When both are set, every event goes to both. Failures on one sink do not block the other.
Marquez quickstart
docker run -p 5000:5000 -p 5001:5001 marquezproject/marquez
In sqe.toml:
[metrics.openlineage]
enabled = true
http_endpoint = "http://localhost:5000/api/v1/lineage"
auth_mode = "none"
Restart SQE. Run a query. Browse Marquez at http://localhost:3000.
DataHub quickstart
DataHub’s OL receiver expects a bearer token:
[metrics.openlineage]
enabled = true
http_endpoint = "https://datahub.example.com/openapi/openlineage/api/v1/lineage"
auth_mode = "bearer"
api_key = "${DATAHUB_TOKEN}"
spool_path = "/var/spool/sqe-ol"
Troubleshooting
No events appear in Marquez or DataHub. Check enabled = true and that at least one sink is configured. Validation is enforced at startup; the server refuses to start with a misconfigured block.
Spool directory grows. The collector is unreachable. SQE buffers up to spool_max_bytes then drops newest events. Inspect /var/spool/sqe-ol/spool.jsonl*. Restore the collector and the replay loop drains within replay_interval_secs.

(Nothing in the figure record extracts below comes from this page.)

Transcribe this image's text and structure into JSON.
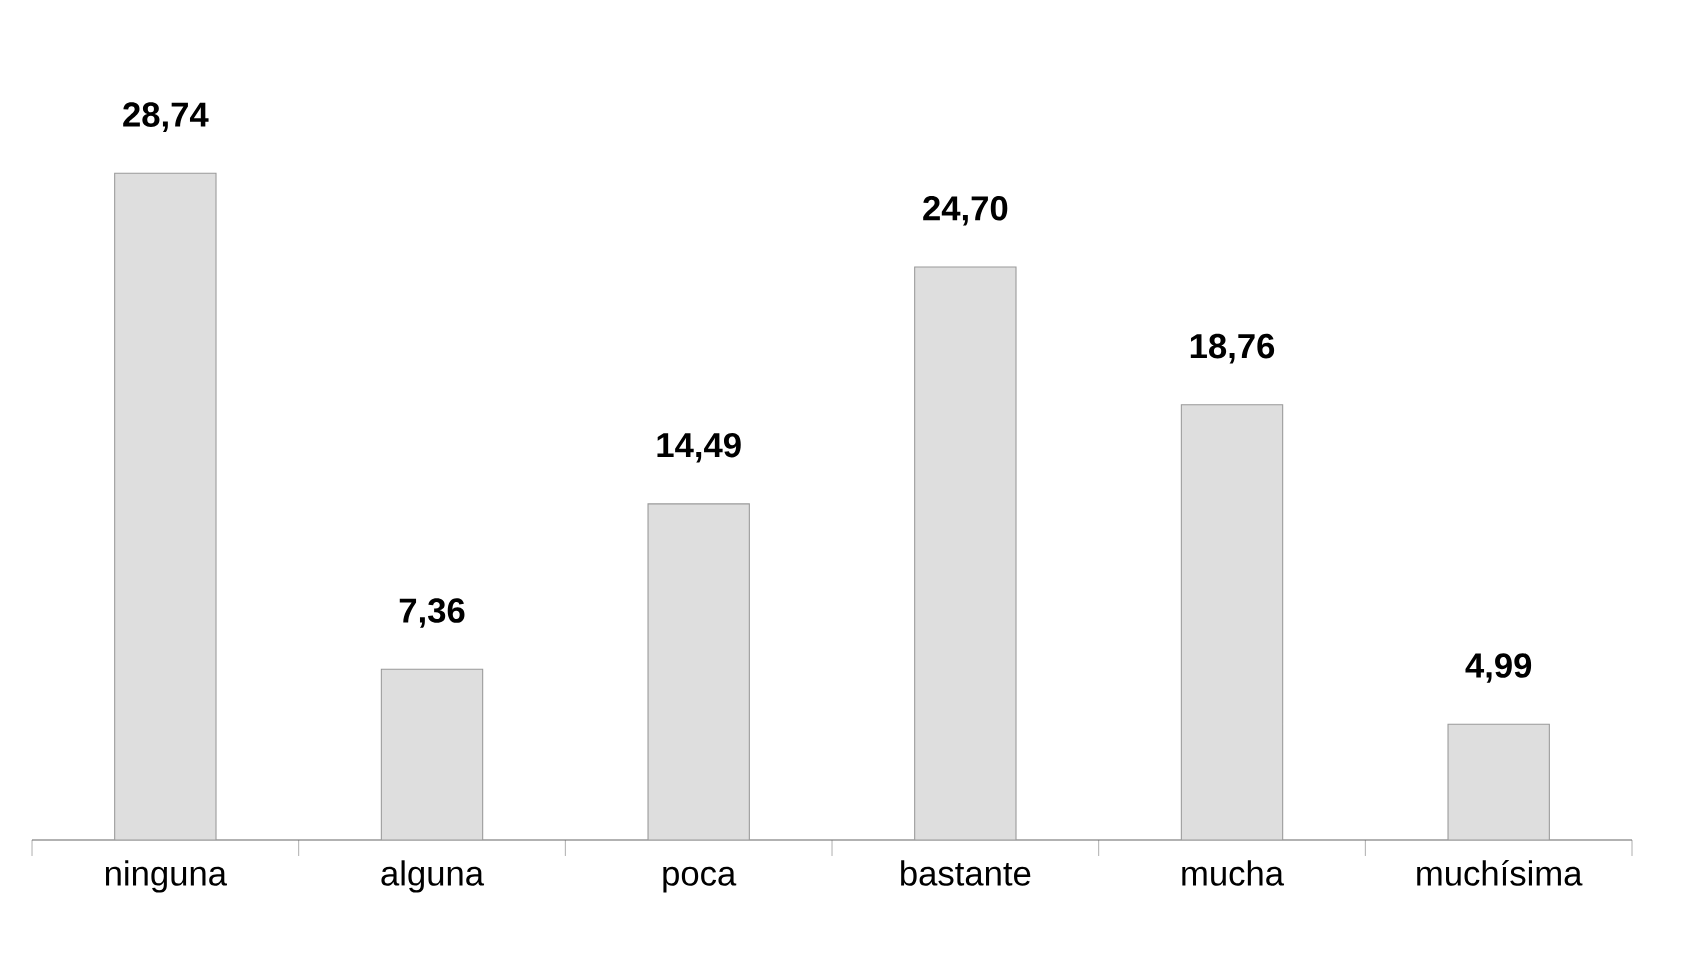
{
  "chart_data": {
    "type": "bar",
    "categories": [
      "ninguna",
      "alguna",
      "poca",
      "bastante",
      "mucha",
      "muchísima"
    ],
    "values": [
      28.74,
      7.36,
      14.49,
      24.7,
      18.76,
      4.99
    ],
    "value_labels": [
      "28,74",
      "7,36",
      "14,49",
      "24,70",
      "18,76",
      "4,99"
    ],
    "color": "#dedede"
  }
}
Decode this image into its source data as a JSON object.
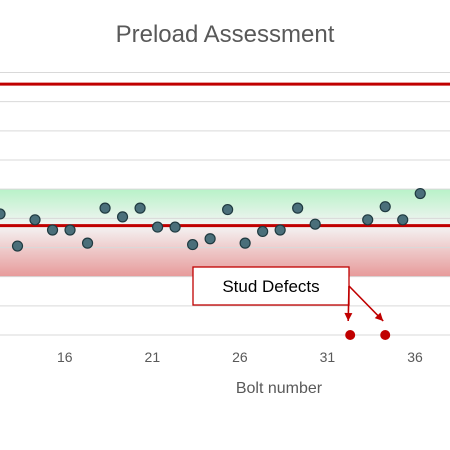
{
  "chart_data": {
    "type": "scatter",
    "title": "Preload Assessment",
    "xlabel": "Bolt number",
    "ylabel": "",
    "xlim": [
      12.3,
      38.0
    ],
    "ylim": [
      0,
      9.6
    ],
    "x_ticks": [
      16,
      21,
      26,
      31,
      36
    ],
    "grid": true,
    "upper_limit_line": 8.6,
    "center_line": 3.75,
    "bands": [
      {
        "name": "green-band",
        "from": 3.75,
        "to": 5.0,
        "color_top": "#b8f2c8",
        "color_bottom": "#f4f4f4"
      },
      {
        "name": "red-band",
        "from": 2.0,
        "to": 3.75,
        "color_top": "#f4f4f4",
        "color_bottom": "#e79a9a"
      }
    ],
    "series": [
      {
        "marker_color": "#4a6f7a",
        "points": [
          {
            "x": 12.3,
            "y": 4.15
          },
          {
            "x": 13.3,
            "y": 3.05
          },
          {
            "x": 14.3,
            "y": 3.95
          },
          {
            "x": 15.3,
            "y": 3.6
          },
          {
            "x": 16.3,
            "y": 3.6
          },
          {
            "x": 17.3,
            "y": 3.15
          },
          {
            "x": 18.3,
            "y": 4.35
          },
          {
            "x": 19.3,
            "y": 4.05
          },
          {
            "x": 20.3,
            "y": 4.35
          },
          {
            "x": 21.3,
            "y": 3.7
          },
          {
            "x": 22.3,
            "y": 3.7
          },
          {
            "x": 23.3,
            "y": 3.1
          },
          {
            "x": 24.3,
            "y": 3.3
          },
          {
            "x": 25.3,
            "y": 4.3
          },
          {
            "x": 26.3,
            "y": 3.15
          },
          {
            "x": 27.3,
            "y": 3.55
          },
          {
            "x": 28.3,
            "y": 3.6
          },
          {
            "x": 29.3,
            "y": 4.35
          },
          {
            "x": 30.3,
            "y": 3.8
          },
          {
            "x": 33.3,
            "y": 3.95
          },
          {
            "x": 34.3,
            "y": 4.4
          },
          {
            "x": 35.3,
            "y": 3.95
          },
          {
            "x": 36.3,
            "y": 4.85
          }
        ]
      },
      {
        "marker_color": "#c00000",
        "points": [
          {
            "x": 32.3,
            "y": 0.0
          },
          {
            "x": 34.3,
            "y": 0.0
          }
        ]
      }
    ],
    "annotations": [
      {
        "text": "Stud Defects",
        "points_to": [
          {
            "x": 32.3,
            "y": 0.0
          },
          {
            "x": 34.3,
            "y": 0.0
          }
        ]
      }
    ],
    "colors": {
      "limit_line": "#c00000",
      "grid": "#d9d9d9",
      "text": "#595959"
    }
  }
}
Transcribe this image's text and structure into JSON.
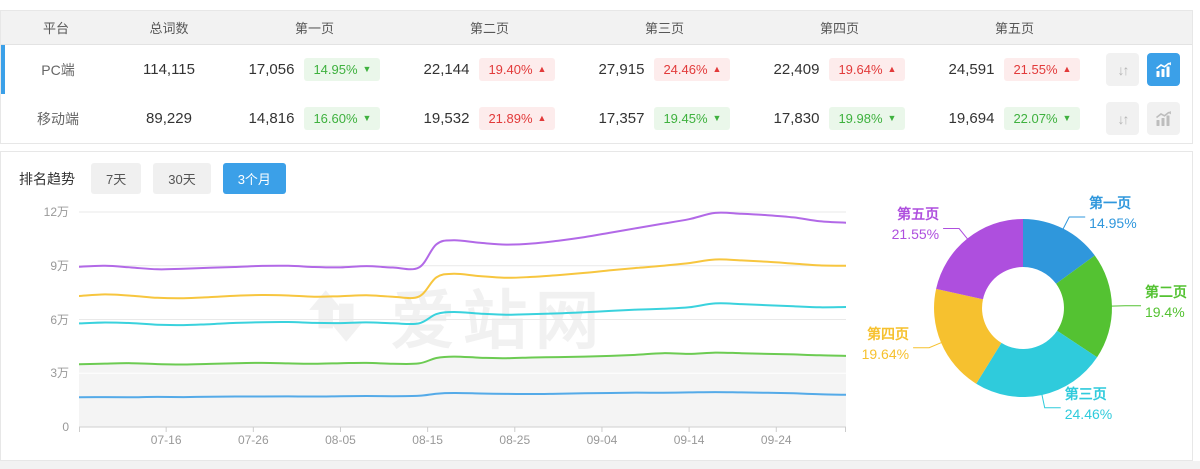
{
  "app": {
    "watermark_text": "爱站网"
  },
  "icons": {
    "sort": "↓↑"
  },
  "colors": {
    "accent_blue": "#3BA0E8",
    "badge_up_red": "#E23A3A",
    "badge_down_green": "#3EB13E",
    "table_header_bg": "#F2F2F2",
    "active_row_border": "#3BA0E8"
  },
  "table": {
    "headers": {
      "platform": "平台",
      "total": "总词数",
      "pages": [
        "第一页",
        "第二页",
        "第三页",
        "第四页",
        "第五页"
      ]
    },
    "rows": [
      {
        "platform": "PC端",
        "total": "114,115",
        "state": "active",
        "chart_state": "on",
        "pages": [
          {
            "count": "17,056",
            "pct": "14.95%",
            "arrow": "▼",
            "dir": "down"
          },
          {
            "count": "22,144",
            "pct": "19.40%",
            "arrow": "▲",
            "dir": "up"
          },
          {
            "count": "27,915",
            "pct": "24.46%",
            "arrow": "▲",
            "dir": "up"
          },
          {
            "count": "22,409",
            "pct": "19.64%",
            "arrow": "▲",
            "dir": "up"
          },
          {
            "count": "24,591",
            "pct": "21.55%",
            "arrow": "▲",
            "dir": "up"
          }
        ]
      },
      {
        "platform": "移动端",
        "total": "89,229",
        "state": "normal",
        "chart_state": "off",
        "pages": [
          {
            "count": "14,816",
            "pct": "16.60%",
            "arrow": "▼",
            "dir": "down"
          },
          {
            "count": "19,532",
            "pct": "21.89%",
            "arrow": "▲",
            "dir": "up"
          },
          {
            "count": "17,357",
            "pct": "19.45%",
            "arrow": "▼",
            "dir": "down"
          },
          {
            "count": "17,830",
            "pct": "19.98%",
            "arrow": "▼",
            "dir": "down"
          },
          {
            "count": "19,694",
            "pct": "22.07%",
            "arrow": "▼",
            "dir": "down"
          }
        ]
      }
    ]
  },
  "trend": {
    "title": "排名趋势",
    "ranges": [
      {
        "label": "7天",
        "state": "idle"
      },
      {
        "label": "30天",
        "state": "idle"
      },
      {
        "label": "3个月",
        "state": "active"
      }
    ]
  },
  "chart_data": [
    {
      "type": "line",
      "title": "排名趋势（3个月）",
      "stacked_cumulative": true,
      "grid": true,
      "ylim_wan": [
        0,
        12
      ],
      "y_unit": "万",
      "y_ticks": [
        {
          "value": 0,
          "label": "0"
        },
        {
          "value": 3,
          "label": "3万"
        },
        {
          "value": 6,
          "label": "6万"
        },
        {
          "value": 9,
          "label": "9万"
        },
        {
          "value": 12,
          "label": "12万"
        }
      ],
      "x_days": [
        0,
        3,
        6,
        9,
        12,
        15,
        18,
        21,
        24,
        27,
        30,
        33,
        36,
        39,
        41,
        43,
        46,
        49,
        52,
        55,
        58,
        61,
        64,
        67,
        70,
        73,
        76,
        79,
        82,
        85,
        88
      ],
      "x_tick_days": [
        10,
        20,
        30,
        40,
        50,
        60,
        70,
        80
      ],
      "x_tick_labels": [
        "07-16",
        "07-26",
        "08-05",
        "08-15",
        "08-25",
        "09-04",
        "09-14",
        "09-24"
      ],
      "series": [
        {
          "name": "第一页",
          "color": "#54AAE8",
          "area": false,
          "values_wan": [
            1.66,
            1.67,
            1.66,
            1.68,
            1.67,
            1.69,
            1.7,
            1.7,
            1.71,
            1.7,
            1.72,
            1.73,
            1.72,
            1.74,
            1.86,
            1.9,
            1.87,
            1.85,
            1.84,
            1.86,
            1.88,
            1.9,
            1.92,
            1.91,
            1.93,
            1.95,
            1.93,
            1.91,
            1.88,
            1.83,
            1.8
          ]
        },
        {
          "name": "第二页",
          "color": "#6CCB52",
          "area": true,
          "area_color": "#f4f4f4",
          "values_wan": [
            3.5,
            3.54,
            3.56,
            3.51,
            3.49,
            3.52,
            3.56,
            3.58,
            3.55,
            3.53,
            3.56,
            3.58,
            3.53,
            3.55,
            3.85,
            3.93,
            3.87,
            3.84,
            3.88,
            3.9,
            3.93,
            3.97,
            4.03,
            4.12,
            4.08,
            4.15,
            4.12,
            4.08,
            4.05,
            4.0,
            3.97
          ]
        },
        {
          "name": "第三页",
          "color": "#3AD2DD",
          "area": false,
          "values_wan": [
            5.78,
            5.83,
            5.8,
            5.71,
            5.69,
            5.74,
            5.81,
            5.85,
            5.86,
            5.81,
            5.8,
            5.84,
            5.79,
            5.78,
            6.3,
            6.42,
            6.33,
            6.27,
            6.3,
            6.34,
            6.4,
            6.48,
            6.55,
            6.6,
            6.68,
            6.9,
            6.86,
            6.8,
            6.74,
            6.68,
            6.7
          ]
        },
        {
          "name": "第四页",
          "color": "#F7C63F",
          "area": false,
          "values_wan": [
            7.31,
            7.4,
            7.33,
            7.21,
            7.19,
            7.25,
            7.33,
            7.37,
            7.34,
            7.27,
            7.3,
            7.35,
            7.27,
            7.28,
            8.35,
            8.55,
            8.42,
            8.33,
            8.38,
            8.48,
            8.6,
            8.75,
            8.88,
            9.0,
            9.15,
            9.35,
            9.3,
            9.22,
            9.12,
            9.02,
            9.0
          ]
        },
        {
          "name": "第五页",
          "color": "#B269E7",
          "area": false,
          "values_wan": [
            8.94,
            9.0,
            8.9,
            8.8,
            8.83,
            8.89,
            8.93,
            8.99,
            9.0,
            8.93,
            8.91,
            8.98,
            8.9,
            8.9,
            10.2,
            10.42,
            10.28,
            10.18,
            10.24,
            10.4,
            10.6,
            10.85,
            11.1,
            11.35,
            11.6,
            11.95,
            11.9,
            11.82,
            11.7,
            11.48,
            11.4
          ]
        }
      ]
    },
    {
      "type": "pie",
      "donut": true,
      "start": "top",
      "direction": "clockwise",
      "labels": [
        "第一页",
        "第二页",
        "第三页",
        "第四页",
        "第五页"
      ],
      "values_pct": [
        14.95,
        19.4,
        24.46,
        19.64,
        21.55
      ],
      "pct_labels": [
        "14.95%",
        "19.4%",
        "24.46%",
        "19.64%",
        "21.55%"
      ],
      "colors": [
        "#2F97DC",
        "#54C232",
        "#2FCBDC",
        "#F6C12F",
        "#AE4FDE"
      ]
    }
  ]
}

sqe_lineage_dropped_events_total counter increments. The bounded mpsc channel was full. Increase channel_capacity or investigate why the emitter is slow (collector too slow? HTTP timeouts?).
sqe_lineage_sink_errors_total{sink="http"} increments. Same: collector unreachable. With spool_path configured, events still reach disk.
v1 limitations
- No mTLS to the collector. Bearer auth only.
auth_mode = "user_token"(forwarding the user’s OIDC bearer per event) is wired but currently falls back to the staticapi_keyin v1; full per-event token forwarding is a follow-up.- Maintenance procedures (OPTIMIZE, VACUUM, REWRITE_MANIFESTS) are never emitted.
- MERGE column-level lineage is emitted at the dataset level; per-branch annotations (MERGE_INSERT vs MERGE_UPDATE) are deferred until DataFusion exposes a Merge LogicalPlan node.
- DDL paths (CREATE TABLE, DROP, etc.) emit events with
plan = None. The dataset target is captured but column lineage is empty for DDL. - Embedded CLI (
sqe-cliad-hoc mode) does not emit lineage. Production server (sqe-server) is the only emit path.